Sharks are considered iconic and important apex predators in healthy marine ecosystems and are considered threatened many parts of the world, including the Caribbean due to overfishing. In Belize, sharks have gained increased protection and scientific attention and a recent international shark meeting held in Placencia, Belize, lauded the progress in shark conservation and the positive impacts such measures are having on their population.
On April 23rd, Ms. Lisa Carne, founder of Fragments of Hope (FoH) Belize and her team, along with Professor Less Kaufman of Boston University, led discussions on the status of coral reefs in Belize, areas for management and conservation intervention and an orientation to the organization’s restoration work. Fragments of Hope is a not-for-profit community-based organization registered in 2013 in Placencia Village, Belize, and is Belize’s primary organization focused on the challenge of coral reef restoration and advocacy for the sustainable management of associated habitats. The team was able to observe firsthand the organization’s phenomenal 10-year effort in coral reef restoration around Moho Caye, which is now considered a restored area with the transformation of live coral reef from less than 4-10% to over 50-60%.

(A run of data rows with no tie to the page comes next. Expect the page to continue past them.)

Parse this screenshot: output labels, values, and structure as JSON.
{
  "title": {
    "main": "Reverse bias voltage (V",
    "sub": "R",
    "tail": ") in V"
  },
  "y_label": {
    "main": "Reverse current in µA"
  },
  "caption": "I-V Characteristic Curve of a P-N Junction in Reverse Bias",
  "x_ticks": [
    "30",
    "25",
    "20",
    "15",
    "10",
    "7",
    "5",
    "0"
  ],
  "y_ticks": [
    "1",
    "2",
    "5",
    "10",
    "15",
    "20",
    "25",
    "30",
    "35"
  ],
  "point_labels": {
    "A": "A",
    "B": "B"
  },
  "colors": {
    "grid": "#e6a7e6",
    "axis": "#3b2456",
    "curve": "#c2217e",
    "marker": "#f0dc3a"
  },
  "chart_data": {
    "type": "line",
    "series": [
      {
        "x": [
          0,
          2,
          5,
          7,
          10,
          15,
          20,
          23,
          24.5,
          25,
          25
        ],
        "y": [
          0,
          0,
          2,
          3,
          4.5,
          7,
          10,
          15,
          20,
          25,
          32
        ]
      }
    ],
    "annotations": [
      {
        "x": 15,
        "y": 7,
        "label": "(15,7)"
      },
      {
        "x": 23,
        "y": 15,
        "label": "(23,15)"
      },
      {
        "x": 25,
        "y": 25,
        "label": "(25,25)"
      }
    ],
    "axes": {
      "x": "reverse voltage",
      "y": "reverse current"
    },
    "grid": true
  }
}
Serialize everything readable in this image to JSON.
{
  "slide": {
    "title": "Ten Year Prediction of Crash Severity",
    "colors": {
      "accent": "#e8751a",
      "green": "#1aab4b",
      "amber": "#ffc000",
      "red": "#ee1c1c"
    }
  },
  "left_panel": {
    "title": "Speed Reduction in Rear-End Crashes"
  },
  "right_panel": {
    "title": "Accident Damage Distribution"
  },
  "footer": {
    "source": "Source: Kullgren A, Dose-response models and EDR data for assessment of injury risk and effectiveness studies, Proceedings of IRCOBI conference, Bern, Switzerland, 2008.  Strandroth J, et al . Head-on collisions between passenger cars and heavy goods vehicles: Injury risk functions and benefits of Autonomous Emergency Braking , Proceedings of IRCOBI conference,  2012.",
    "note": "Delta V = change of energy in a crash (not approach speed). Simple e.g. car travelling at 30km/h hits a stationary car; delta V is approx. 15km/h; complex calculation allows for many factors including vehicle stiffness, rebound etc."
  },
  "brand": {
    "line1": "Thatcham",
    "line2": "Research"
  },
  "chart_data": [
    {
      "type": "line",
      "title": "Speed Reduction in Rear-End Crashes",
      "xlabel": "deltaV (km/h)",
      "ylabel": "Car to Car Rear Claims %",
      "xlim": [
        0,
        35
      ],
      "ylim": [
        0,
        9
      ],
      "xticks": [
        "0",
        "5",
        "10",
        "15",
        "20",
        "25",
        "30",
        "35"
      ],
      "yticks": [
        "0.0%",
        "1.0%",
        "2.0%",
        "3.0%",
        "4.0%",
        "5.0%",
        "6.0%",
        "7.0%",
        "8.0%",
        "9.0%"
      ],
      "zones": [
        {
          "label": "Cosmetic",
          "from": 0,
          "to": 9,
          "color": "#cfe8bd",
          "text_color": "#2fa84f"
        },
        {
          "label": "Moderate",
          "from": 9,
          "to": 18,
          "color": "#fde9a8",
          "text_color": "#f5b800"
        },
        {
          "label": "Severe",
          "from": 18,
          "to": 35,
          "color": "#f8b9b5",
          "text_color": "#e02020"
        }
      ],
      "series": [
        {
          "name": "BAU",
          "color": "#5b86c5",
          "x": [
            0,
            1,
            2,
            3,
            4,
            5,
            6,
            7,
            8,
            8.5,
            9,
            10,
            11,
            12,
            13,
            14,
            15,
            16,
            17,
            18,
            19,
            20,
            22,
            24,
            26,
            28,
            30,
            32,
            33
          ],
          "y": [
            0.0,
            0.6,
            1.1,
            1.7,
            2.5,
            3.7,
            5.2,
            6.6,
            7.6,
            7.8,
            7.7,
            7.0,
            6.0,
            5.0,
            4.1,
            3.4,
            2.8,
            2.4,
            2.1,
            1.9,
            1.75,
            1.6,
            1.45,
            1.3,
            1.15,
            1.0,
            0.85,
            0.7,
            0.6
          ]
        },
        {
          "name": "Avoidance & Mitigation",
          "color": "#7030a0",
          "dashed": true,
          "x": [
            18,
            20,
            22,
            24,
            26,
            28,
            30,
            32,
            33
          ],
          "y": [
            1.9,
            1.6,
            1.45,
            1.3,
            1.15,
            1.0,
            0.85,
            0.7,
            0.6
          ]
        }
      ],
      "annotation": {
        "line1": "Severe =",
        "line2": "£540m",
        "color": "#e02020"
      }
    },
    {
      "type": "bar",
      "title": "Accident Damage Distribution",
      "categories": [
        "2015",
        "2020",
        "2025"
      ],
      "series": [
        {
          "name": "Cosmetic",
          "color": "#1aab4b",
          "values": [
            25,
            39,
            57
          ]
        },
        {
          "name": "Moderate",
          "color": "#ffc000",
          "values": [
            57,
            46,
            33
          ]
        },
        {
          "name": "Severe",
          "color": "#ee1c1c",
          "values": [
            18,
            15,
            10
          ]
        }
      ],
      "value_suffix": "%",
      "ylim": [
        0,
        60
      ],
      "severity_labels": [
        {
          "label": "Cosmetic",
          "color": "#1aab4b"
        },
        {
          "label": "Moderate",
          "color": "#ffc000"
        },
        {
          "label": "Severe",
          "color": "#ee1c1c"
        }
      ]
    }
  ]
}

The team was also exposed to important areas of wild coral reefs that are currently used as “seed banks” for the restoration work by FoH and have been identified as areas critical for protection as we work towards realizing the national target of protection for 20% of Belize’s reefs given their important role for maintaining biodiversity, livelihoods, and climate change.
The mission has created opportunities for greater collaboration and partnership between the Government of Belize and on-the-ground NGO partners to maintain the health and functional integrity of Belize’s ocean space for the benefit of nature and people.